Correlation and Regression Demonstration
The purpose of this demonstration is to give you an intuitive concept of correlation
and regression. The control displayed below consists of 25 randomly selected data
points. Each data point is represented by a circle. The line represents the linear
regression equation through the points. The Pearson's product moment
correlation coefficient and linear regression equation are shown below the scatterplot.
The scale of the scatterplot is from 0 to 215 on each axis.
You can click and drag each of the data points. As you move a data point around,
observe what happens to the correlation coefficient, the linear regression equation, and
the regression line.
Here are some things to try:
- Make the correlation coefficient as close to +1 as you can. Mentally note the
orientation of the regression line.
- Make the correlation coefficient as close to +1 as you can, but make the regression
line different than it was before.
- Make the correlation coefficient as close to 0 as you can. How is the regression line
oriented now?
- Make the correlation coefficient as close to -1 as you can.

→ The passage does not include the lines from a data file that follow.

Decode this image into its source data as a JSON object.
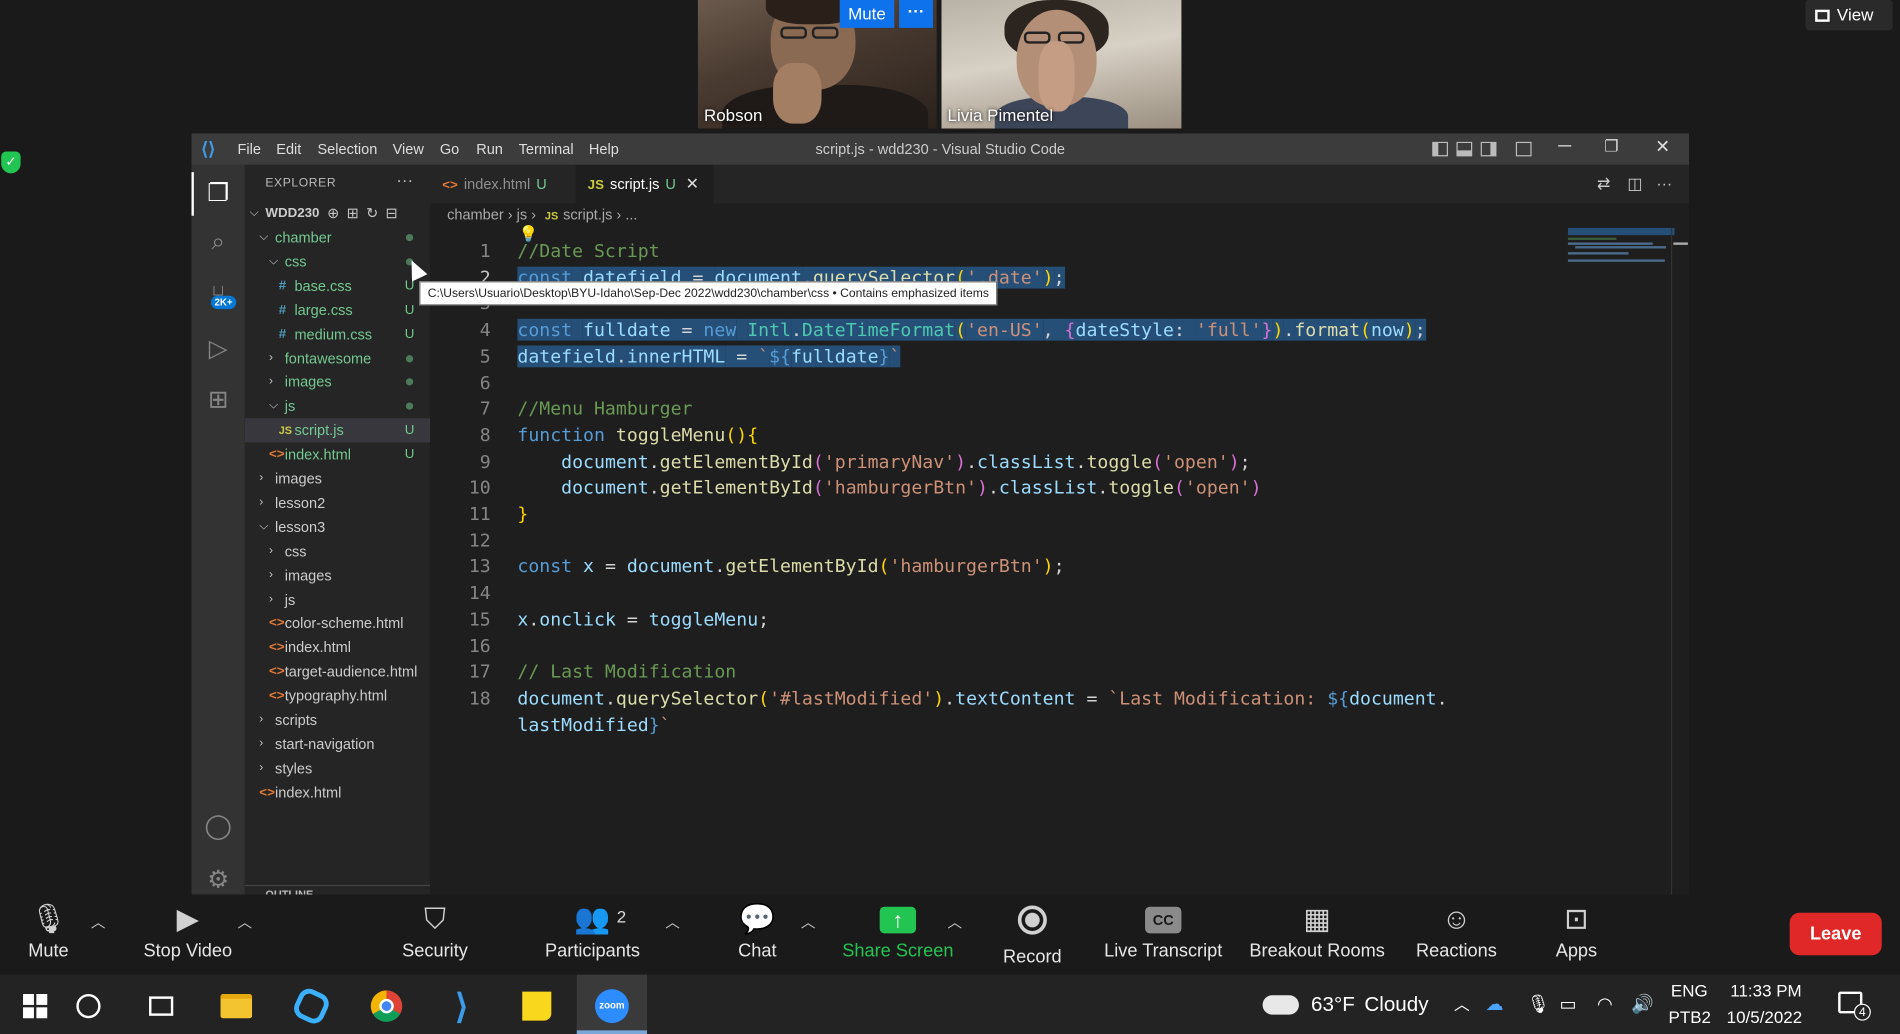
{
  "zoom": {
    "participants": [
      {
        "name": "Robson"
      },
      {
        "name": "Livia Pimentel"
      }
    ],
    "tile_controls": {
      "mute_label": "Mute",
      "more_label": "···"
    },
    "view_label": "View",
    "toolbar": {
      "mute": "Mute",
      "stop_video": "Stop Video",
      "security": "Security",
      "participants": "Participants",
      "participants_count": "2",
      "chat": "Chat",
      "share_screen": "Share Screen",
      "record": "Record",
      "live_transcript": "Live Transcript",
      "live_transcript_icon_text": "CC",
      "breakout_rooms": "Breakout Rooms",
      "reactions": "Reactions",
      "apps": "Apps",
      "leave": "Leave"
    },
    "colors": {
      "share_green": "#23c552",
      "leave_red": "#e02828",
      "accent_blue": "#0e72ed"
    }
  },
  "vscode": {
    "menu": [
      "File",
      "Edit",
      "Selection",
      "View",
      "Go",
      "Run",
      "Terminal",
      "Help"
    ],
    "window_title": "script.js - wdd230 - Visual Studio Code",
    "explorer_title": "EXPLORER",
    "explorer_more": "···",
    "root_folder": "WDD230",
    "tree": [
      {
        "label": "chamber",
        "type": "folder",
        "open": true,
        "indent": 1,
        "modified": true
      },
      {
        "label": "css",
        "type": "folder",
        "open": true,
        "indent": 2,
        "modified": true
      },
      {
        "label": "base.css",
        "type": "css",
        "indent": 3,
        "status": "U"
      },
      {
        "label": "large.css",
        "type": "css",
        "indent": 3,
        "status": "U"
      },
      {
        "label": "medium.css",
        "type": "css",
        "indent": 3,
        "status": "U"
      },
      {
        "label": "fontawesome",
        "type": "folder",
        "open": false,
        "indent": 2,
        "modified": true
      },
      {
        "label": "images",
        "type": "folder",
        "open": false,
        "indent": 2,
        "modified": true
      },
      {
        "label": "js",
        "type": "folder",
        "open": true,
        "indent": 2,
        "modified": true
      },
      {
        "label": "script.js",
        "type": "js",
        "indent": 3,
        "status": "U",
        "selected": true
      },
      {
        "label": "index.html",
        "type": "html",
        "indent": 2,
        "status": "U"
      },
      {
        "label": "images",
        "type": "folder",
        "open": false,
        "indent": 1
      },
      {
        "label": "lesson2",
        "type": "folder",
        "open": false,
        "indent": 1
      },
      {
        "label": "lesson3",
        "type": "folder",
        "open": true,
        "indent": 1
      },
      {
        "label": "css",
        "type": "folder",
        "open": false,
        "indent": 2
      },
      {
        "label": "images",
        "type": "folder",
        "open": false,
        "indent": 2
      },
      {
        "label": "js",
        "type": "folder",
        "open": false,
        "indent": 2
      },
      {
        "label": "color-scheme.html",
        "type": "html",
        "indent": 2
      },
      {
        "label": "index.html",
        "type": "html",
        "indent": 2
      },
      {
        "label": "target-audience.html",
        "type": "html",
        "indent": 2
      },
      {
        "label": "typography.html",
        "type": "html",
        "indent": 2
      },
      {
        "label": "scripts",
        "type": "folder",
        "open": false,
        "indent": 1
      },
      {
        "label": "start-navigation",
        "type": "folder",
        "open": false,
        "indent": 1
      },
      {
        "label": "styles",
        "type": "folder",
        "open": false,
        "indent": 1
      },
      {
        "label": "index.html",
        "type": "html",
        "indent": 1
      }
    ],
    "outline_label": "OUTLINE",
    "activity_badge": "2K+",
    "tabs": [
      {
        "label": "index.html",
        "status": "U",
        "icon": "<>",
        "active": false
      },
      {
        "label": "script.js",
        "status": "U",
        "icon": "JS",
        "active": true
      }
    ],
    "breadcrumb": [
      "chamber",
      "js",
      "script.js",
      "..."
    ],
    "tooltip": "C:\\Users\\Usuario\\Desktop\\BYU-Idaho\\Sep-Dec 2022\\wdd230\\chamber\\css • Contains emphasized items",
    "current_line": 2,
    "code": [
      {
        "n": 1,
        "tokens": [
          [
            "cmt",
            "//Date Script"
          ]
        ]
      },
      {
        "n": 2,
        "sel": true,
        "tokens": [
          [
            "kw",
            "const"
          ],
          [
            "",
            " "
          ],
          [
            "var",
            "datefield"
          ],
          [
            "",
            " = "
          ],
          [
            "var",
            "document"
          ],
          [
            "",
            "."
          ],
          [
            "fn",
            "querySelector"
          ],
          [
            "br1",
            "("
          ],
          [
            "str",
            "'.date'"
          ],
          [
            "br1",
            ")"
          ],
          [
            "",
            ";"
          ]
        ]
      },
      {
        "n": 3,
        "sel": true,
        "tokens": []
      },
      {
        "n": 4,
        "sel": true,
        "tokens": [
          [
            "kw",
            "const"
          ],
          [
            "",
            " "
          ],
          [
            "var",
            "fulldate"
          ],
          [
            "",
            " = "
          ],
          [
            "kw",
            "new"
          ],
          [
            "",
            " "
          ],
          [
            "cls",
            "Intl"
          ],
          [
            "",
            "."
          ],
          [
            "cls",
            "DateTimeFormat"
          ],
          [
            "br1",
            "("
          ],
          [
            "str",
            "'en-US'"
          ],
          [
            "",
            ", "
          ],
          [
            "br2",
            "{"
          ],
          [
            "var",
            "dateStyle"
          ],
          [
            "",
            ": "
          ],
          [
            "str",
            "'full'"
          ],
          [
            "br2",
            "}"
          ],
          [
            "br1",
            ")"
          ],
          [
            "",
            "."
          ],
          [
            "fn",
            "format"
          ],
          [
            "br1",
            "("
          ],
          [
            "var",
            "now"
          ],
          [
            "br1",
            ")"
          ],
          [
            "",
            ";"
          ]
        ]
      },
      {
        "n": 5,
        "sel": true,
        "tokens": [
          [
            "var",
            "datefield"
          ],
          [
            "",
            "."
          ],
          [
            "var",
            "innerHTML"
          ],
          [
            "",
            " = "
          ],
          [
            "str",
            "`"
          ],
          [
            "kw",
            "${"
          ],
          [
            "var",
            "fulldate"
          ],
          [
            "kw",
            "}"
          ],
          [
            "str",
            "`"
          ]
        ]
      },
      {
        "n": 6,
        "tokens": []
      },
      {
        "n": 7,
        "tokens": [
          [
            "cmt",
            "//Menu Hamburger"
          ]
        ]
      },
      {
        "n": 8,
        "tokens": [
          [
            "kw",
            "function"
          ],
          [
            "",
            " "
          ],
          [
            "fn",
            "toggleMenu"
          ],
          [
            "br1",
            "()"
          ],
          [
            "br1",
            "{"
          ]
        ]
      },
      {
        "n": 9,
        "tokens": [
          [
            "",
            "    "
          ],
          [
            "var",
            "document"
          ],
          [
            "",
            "."
          ],
          [
            "fn",
            "getElementById"
          ],
          [
            "br2",
            "("
          ],
          [
            "str",
            "'primaryNav'"
          ],
          [
            "br2",
            ")"
          ],
          [
            "",
            "."
          ],
          [
            "var",
            "classList"
          ],
          [
            "",
            "."
          ],
          [
            "fn",
            "toggle"
          ],
          [
            "br2",
            "("
          ],
          [
            "str",
            "'open'"
          ],
          [
            "br2",
            ")"
          ],
          [
            "",
            ";"
          ]
        ]
      },
      {
        "n": 10,
        "tokens": [
          [
            "",
            "    "
          ],
          [
            "var",
            "document"
          ],
          [
            "",
            "."
          ],
          [
            "fn",
            "getElementById"
          ],
          [
            "br2",
            "("
          ],
          [
            "str",
            "'hamburgerBtn'"
          ],
          [
            "br2",
            ")"
          ],
          [
            "",
            "."
          ],
          [
            "var",
            "classList"
          ],
          [
            "",
            "."
          ],
          [
            "fn",
            "toggle"
          ],
          [
            "br2",
            "("
          ],
          [
            "str",
            "'open'"
          ],
          [
            "br2",
            ")"
          ]
        ]
      },
      {
        "n": 11,
        "tokens": [
          [
            "br1",
            "}"
          ]
        ]
      },
      {
        "n": 12,
        "tokens": []
      },
      {
        "n": 13,
        "tokens": [
          [
            "kw",
            "const"
          ],
          [
            "",
            " "
          ],
          [
            "var",
            "x"
          ],
          [
            "",
            " = "
          ],
          [
            "var",
            "document"
          ],
          [
            "",
            "."
          ],
          [
            "fn",
            "getElementById"
          ],
          [
            "br1",
            "("
          ],
          [
            "str",
            "'hamburgerBtn'"
          ],
          [
            "br1",
            ")"
          ],
          [
            "",
            ";"
          ]
        ]
      },
      {
        "n": 14,
        "tokens": []
      },
      {
        "n": 15,
        "tokens": [
          [
            "var",
            "x"
          ],
          [
            "",
            "."
          ],
          [
            "var",
            "onclick"
          ],
          [
            "",
            " = "
          ],
          [
            "var",
            "toggleMenu"
          ],
          [
            "",
            ";"
          ]
        ]
      },
      {
        "n": 16,
        "tokens": []
      },
      {
        "n": 17,
        "tokens": [
          [
            "cmt",
            "// Last Modification"
          ]
        ]
      },
      {
        "n": 18,
        "tokens": [
          [
            "var",
            "document"
          ],
          [
            "",
            "."
          ],
          [
            "fn",
            "querySelector"
          ],
          [
            "br1",
            "("
          ],
          [
            "str",
            "'#lastModified'"
          ],
          [
            "br1",
            ")"
          ],
          [
            "",
            "."
          ],
          [
            "var",
            "textContent"
          ],
          [
            "",
            " = "
          ],
          [
            "str",
            "`Last Modification: "
          ],
          [
            "kw",
            "${"
          ],
          [
            "var",
            "document"
          ],
          [
            "",
            "."
          ]
        ]
      },
      {
        "n": null,
        "tokens": [
          [
            "var",
            "lastModified"
          ],
          [
            "kw",
            "}"
          ],
          [
            "str",
            "`"
          ]
        ]
      }
    ]
  },
  "taskbar": {
    "weather_temp": "63°F",
    "weather_text": "Cloudy",
    "lang_top": "ENG",
    "lang_bottom": "PTB2",
    "time": "11:33 PM",
    "date": "10/5/2022",
    "notification_count": "4",
    "apps": [
      "windows-start",
      "search",
      "task-view",
      "file-explorer",
      "swirl-app",
      "chrome",
      "vscode",
      "sticky-notes",
      "zoom"
    ]
  }
}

- What happens to the correlation coefficient and regression line as
you move a single point far away from the rest of the points? Such a
point is called an outlier.
- What can you say about the scatterplot as the correlation coefficient increases from
0 to 1?
- What does the regression line look like when the slope is close to +1? What does it
look like when it is close to -1?
- What does the regression line look like when the intercept is close to 0?